Friday, August 24, 2012

Looking Back

So, before I blog what is really on my heart, I wanted to just say this because it is a HUGE praise! This past treatment was a really really good one. Everything went off just perfectly. Just a little bit of coughing, a little nausea, and extreme fatigue...but only for a few days. Nothing that I couldn't handle and nothing that made me want to run for the hills and never come back. Just a "normal" treatment. What a change and what a relief! JUST ONE MORE TO GO NOW!!! I know this may come across as cliche or whatever, but truly if you know me and my heart you will understand that every time I say this, I mean it: God is so faithful! I cannot believe that next month will mark the one year date of getting this horrific treatment and I really can't hardly fathom how God has provided for me and my family in the worst and best of times over the past 12 months. This time last year, I was on an all time high in my life. I had been able to put cancer and the horror of my reconstruction attempts behind me, come to terms with all of it, and really begin enjoying my life again. And then the hammer dropped and things went from really awesome to pretty much a year of off and on despair. Don't get me wrong, some amazing things have happened this year, but some pretty crappy ones have to. Such is life though, right?!? 
And now, as I sit here alone with my thoughts and just this darn keyboard, I think back to the beginning. How 3.5 years ago I was just finishing up the first bouts of IV chemo. The 16 rounds that took every cancer cell captive and killed it. And now 3.5 years later I am finishing up another 18 rounds bringing my grand total to 34 rounds of cancer killing drugs. Whew. It's a wonder I have any normal cell left in my body at all. Not to mention the 3 years of Tamoxifen I have taken and the 1 year of clinical trial chemo I took. And who could forget the daily radiation treatments that left my skin forever darkened and temporarily burned? Not I. And then there are the scars from 7 different chest surgeries and the weakness that has ensued. When I look back at all of these things, it's pretty easy to sit here and get all teary eyed and think "woe is me." But it doesn't last too long...at least most of the time it doesn't because there is worse. You heard me; it's so true. There are worse things! PROMISE! If you don't think so, or find it hard to imagine, try this:
1. I just went to an amazing community CrossFit event where we honored the life of a 40 year old Special Forces Soldier who died from lung cancer - having never been a smoker in his life. He left behind a wife and 2 year old daughter
2. I lost my "kindred spirit" and chemo buddy to breast cancer - about 2 months after she heard the words..."no evidence of disease"
3. I have another friend who is living with breast cancer that has metastasized throughout her body and will find out in a few days if it has invaded her brain.
See, I told you there are worse things in life than your own lot...
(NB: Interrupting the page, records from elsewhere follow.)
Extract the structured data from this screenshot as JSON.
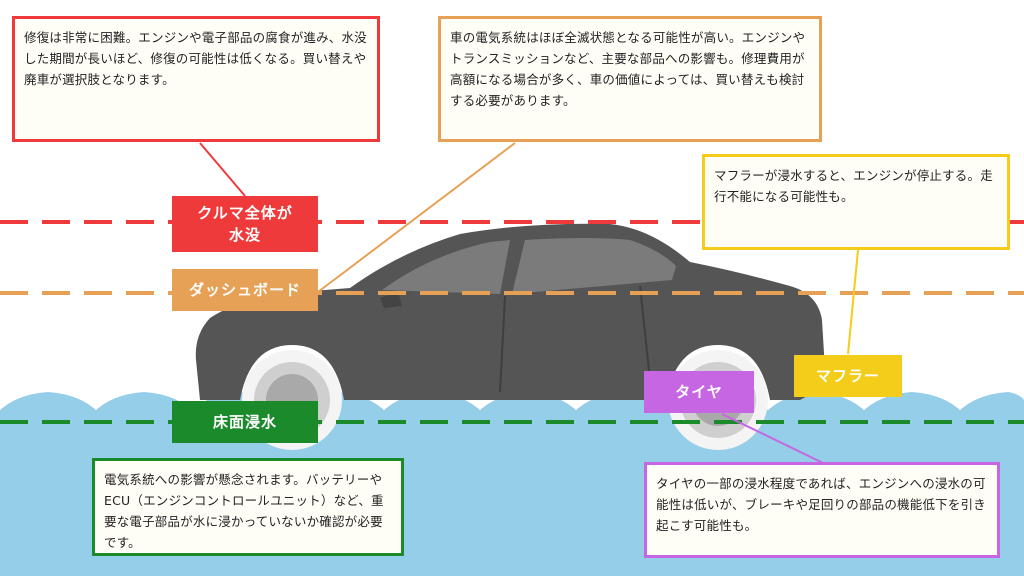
{
  "colors": {
    "full_submersion": "#ee3a3a",
    "dashboard": "#e7a156",
    "floor": "#1a8a2b",
    "muffler": "#f3cd1a",
    "tire": "#c766e2",
    "water": "#94cee8",
    "car_body": "#555556"
  },
  "levels": {
    "full_submersion": {
      "label": "クルマ全体が\n水没",
      "note": "修復は非常に困難。エンジンや電子部品の腐食が進み、水没した期間が長いほど、修復の可能性は低くなる。買い替えや廃車が選択肢となります。"
    },
    "dashboard": {
      "label": "ダッシュボード",
      "note": "車の電気系統はほぼ全滅状態となる可能性が高い。エンジンやトランスミッションなど、主要な部品への影響も。修理費用が高額になる場合が多く、車の価値によっては、買い替えも検討する必要があります。"
    },
    "floor": {
      "label": "床面浸水",
      "note": "電気系統への影響が懸念されます。バッテリーやECU（エンジンコントロールユニット）など、重要な電子部品が水に浸かっていないか確認が必要です。"
    }
  },
  "parts": {
    "muffler": {
      "label": "マフラー",
      "note": "マフラーが浸水すると、エンジンが停止する。走行不能になる可能性も。"
    },
    "tire": {
      "label": "タイヤ",
      "note": "タイヤの一部の浸水程度であれば、エンジンへの浸水の可能性は低いが、ブレーキや足回りの部品の機能低下を引き起こす可能性も。"
    }
  }
}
I'm not really sure why I have had to endure such a long and drawn out treatment plan for this cancer. Normally, for stage 3A, estrogen positive, aggressive cancer the treatment totals 1 year maximum. But what I can say for sure is that I know that none of it has been in vain. That every single trip to Vanderbilt, every single drop of chemo that has entered these veins of mine, and every single pill I have had to take has all been for His great glory. And the fellow cancer "victims" that I mentioned above, their stories have all been for a greater plan and purpose too, as is yours. Even though we may never see how the story unfolds, unfold it does and it is up to us to live a life that points to Christ so that when it does unfold, others can see that NOTHING in this life is about us, but is all about the Son of God.
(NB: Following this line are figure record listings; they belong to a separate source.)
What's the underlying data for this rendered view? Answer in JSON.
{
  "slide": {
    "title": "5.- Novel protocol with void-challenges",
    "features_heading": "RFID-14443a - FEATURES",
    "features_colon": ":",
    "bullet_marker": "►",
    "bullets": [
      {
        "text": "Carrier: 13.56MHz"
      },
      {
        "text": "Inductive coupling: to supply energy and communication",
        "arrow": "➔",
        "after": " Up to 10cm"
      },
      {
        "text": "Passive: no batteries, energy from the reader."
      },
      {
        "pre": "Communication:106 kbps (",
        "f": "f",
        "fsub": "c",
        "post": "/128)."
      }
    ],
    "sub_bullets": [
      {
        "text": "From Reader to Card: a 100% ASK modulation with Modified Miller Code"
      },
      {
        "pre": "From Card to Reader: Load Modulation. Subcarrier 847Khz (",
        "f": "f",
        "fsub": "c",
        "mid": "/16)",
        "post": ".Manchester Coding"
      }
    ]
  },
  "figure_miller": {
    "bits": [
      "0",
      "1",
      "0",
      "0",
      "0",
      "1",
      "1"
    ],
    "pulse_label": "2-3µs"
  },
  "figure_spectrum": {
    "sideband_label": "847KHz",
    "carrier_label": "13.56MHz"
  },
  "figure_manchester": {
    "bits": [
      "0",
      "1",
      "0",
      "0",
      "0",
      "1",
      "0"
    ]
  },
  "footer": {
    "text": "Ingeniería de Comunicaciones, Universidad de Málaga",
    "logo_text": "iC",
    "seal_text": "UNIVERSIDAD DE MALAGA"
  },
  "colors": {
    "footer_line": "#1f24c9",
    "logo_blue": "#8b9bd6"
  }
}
John 11:4 -No, this sickness will not end in death. It happened for the glory of God so that the Son of God will receive glory from this.

2 comments:

  1. Love this post. I feel like it could be the end of your book. Are you still writing a book? You are brave and strong and have fought the fight laid before you. Thank you for pointing others to Christ along the way.

    ReplyDelete
  2. Kelly, I'm over here from Syndi's "Advocate of Hope" blog! I, too, am a breast cancer patient, and I want you to know that I am praying for you today, asking God to give you his strength and peace as you battle through these days. You are not alone in this journey, even though there are times when the isolation feels devastating.

    Fight forward, sister warrior. Today, I'm standing with you in prayer.